Hollywood’s Spotlight on Journalism
Well, how ironic! Amid the ongoing collapse of newspaper journalism, a movie about newspaper journalists wins the big Oscar for the first time.
The 2015 Academy Award for Best Picture goes to Spotlight, which tells the true story of the Boston Globe Spotlight Team investigative reporting unit that revealed widespread child sex abuse by Roman Catholic priests and the cover-up of the crimes by high-level church officials.
The Globe itself won the 2003 Pulitzer Prize for Public Service “for its courageous, comprehensive coverage of sexual abuse by priests, an effort that pierced secrecy, stirred local, national and international reaction and produced changes in the Roman Catholic Church.” The Globe’s Pulitzer entry included 22 stories, including the first piece in the series written by Michael Rezendes titled: “Church allowed abuse by priest for years: Aware of Geoghan record, archdiocese still shuttled him from parish to parish.”
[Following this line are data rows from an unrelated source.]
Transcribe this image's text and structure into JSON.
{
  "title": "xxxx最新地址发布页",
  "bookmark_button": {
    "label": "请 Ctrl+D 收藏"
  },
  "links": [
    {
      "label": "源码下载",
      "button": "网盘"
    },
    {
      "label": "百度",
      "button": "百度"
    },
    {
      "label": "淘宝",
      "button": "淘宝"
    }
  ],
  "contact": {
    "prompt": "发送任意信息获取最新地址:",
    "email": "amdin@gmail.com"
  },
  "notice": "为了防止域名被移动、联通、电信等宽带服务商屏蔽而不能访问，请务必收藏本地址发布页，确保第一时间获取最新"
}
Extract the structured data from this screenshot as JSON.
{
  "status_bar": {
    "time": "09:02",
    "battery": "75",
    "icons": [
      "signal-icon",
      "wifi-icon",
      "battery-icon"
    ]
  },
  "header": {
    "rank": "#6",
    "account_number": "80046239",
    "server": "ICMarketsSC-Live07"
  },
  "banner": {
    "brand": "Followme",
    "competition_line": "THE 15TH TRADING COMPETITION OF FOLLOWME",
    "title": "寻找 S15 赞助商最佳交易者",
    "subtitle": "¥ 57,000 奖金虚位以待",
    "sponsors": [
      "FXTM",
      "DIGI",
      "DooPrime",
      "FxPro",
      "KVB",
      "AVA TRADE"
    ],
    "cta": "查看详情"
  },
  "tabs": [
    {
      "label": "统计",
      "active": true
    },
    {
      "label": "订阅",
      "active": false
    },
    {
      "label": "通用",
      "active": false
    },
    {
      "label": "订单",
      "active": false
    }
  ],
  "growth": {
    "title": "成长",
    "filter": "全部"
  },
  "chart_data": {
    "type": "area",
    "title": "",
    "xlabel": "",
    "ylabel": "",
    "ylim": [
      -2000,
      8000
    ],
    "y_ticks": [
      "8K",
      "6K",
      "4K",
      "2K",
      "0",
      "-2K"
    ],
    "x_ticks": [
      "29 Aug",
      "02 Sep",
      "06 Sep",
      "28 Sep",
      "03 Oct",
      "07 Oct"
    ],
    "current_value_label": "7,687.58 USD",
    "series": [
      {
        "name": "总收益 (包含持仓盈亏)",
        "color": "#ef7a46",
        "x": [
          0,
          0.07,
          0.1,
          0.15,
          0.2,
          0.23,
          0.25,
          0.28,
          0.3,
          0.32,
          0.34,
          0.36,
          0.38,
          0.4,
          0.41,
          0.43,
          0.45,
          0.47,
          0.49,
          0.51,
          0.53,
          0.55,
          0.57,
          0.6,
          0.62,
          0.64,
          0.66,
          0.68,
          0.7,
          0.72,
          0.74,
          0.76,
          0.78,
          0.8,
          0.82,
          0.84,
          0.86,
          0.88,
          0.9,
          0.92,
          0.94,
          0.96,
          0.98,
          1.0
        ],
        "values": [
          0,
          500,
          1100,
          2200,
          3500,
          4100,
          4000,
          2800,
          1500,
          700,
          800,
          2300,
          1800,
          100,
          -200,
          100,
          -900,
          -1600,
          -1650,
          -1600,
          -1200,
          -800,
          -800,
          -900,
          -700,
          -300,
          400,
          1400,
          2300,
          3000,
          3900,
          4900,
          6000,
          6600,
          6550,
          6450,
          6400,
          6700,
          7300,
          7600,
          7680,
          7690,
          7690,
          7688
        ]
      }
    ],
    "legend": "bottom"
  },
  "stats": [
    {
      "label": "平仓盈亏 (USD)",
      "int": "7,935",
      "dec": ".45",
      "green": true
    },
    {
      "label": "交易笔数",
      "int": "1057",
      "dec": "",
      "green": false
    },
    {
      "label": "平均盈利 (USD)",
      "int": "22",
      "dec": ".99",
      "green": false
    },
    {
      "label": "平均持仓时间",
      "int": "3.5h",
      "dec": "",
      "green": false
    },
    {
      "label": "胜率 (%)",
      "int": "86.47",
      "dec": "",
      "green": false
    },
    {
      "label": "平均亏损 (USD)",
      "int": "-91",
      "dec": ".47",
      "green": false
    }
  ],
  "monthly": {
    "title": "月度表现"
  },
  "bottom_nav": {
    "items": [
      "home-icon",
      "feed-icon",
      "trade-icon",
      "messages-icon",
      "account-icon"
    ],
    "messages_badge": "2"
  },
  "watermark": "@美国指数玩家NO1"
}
Josh Singer, who along with Spotlight co-writer Tom McCarthy won the 2015 Academy Award for Best Original Screenplay, recently explained how the film’s underlying message is the importance of journalism to society:
This story isn’t about exposing the Catholic Church. We were not on some mission to rattle people’s faith. In fact, Tom came from a Catholic family. The motive was to tell the story accurately while showing the power of the newsroom—something that’s largely disappeared today. This story is important. Journalism is important, and there is a deeper message in the story.
I don’t think many understand the value of a good newsroom. The L.A. Times used to have 19 reporters covering legislature and now they have 4. When you have fewer reporters covering a story, you have far less accountability.
We wanted to spark or rekindle an interest in accurate and accountable journalism. When there is this kind of accountability among good journalists working together, it has a lasting affect on the public. Remember, Watergate was also a local story that became national.
Newspapers may be shrinking or dying, but investigative journalists are not giving up. In the Cairo Review of Global Affairs, Brant Houston reports on how non-profit news organizations are picking up some of the slack.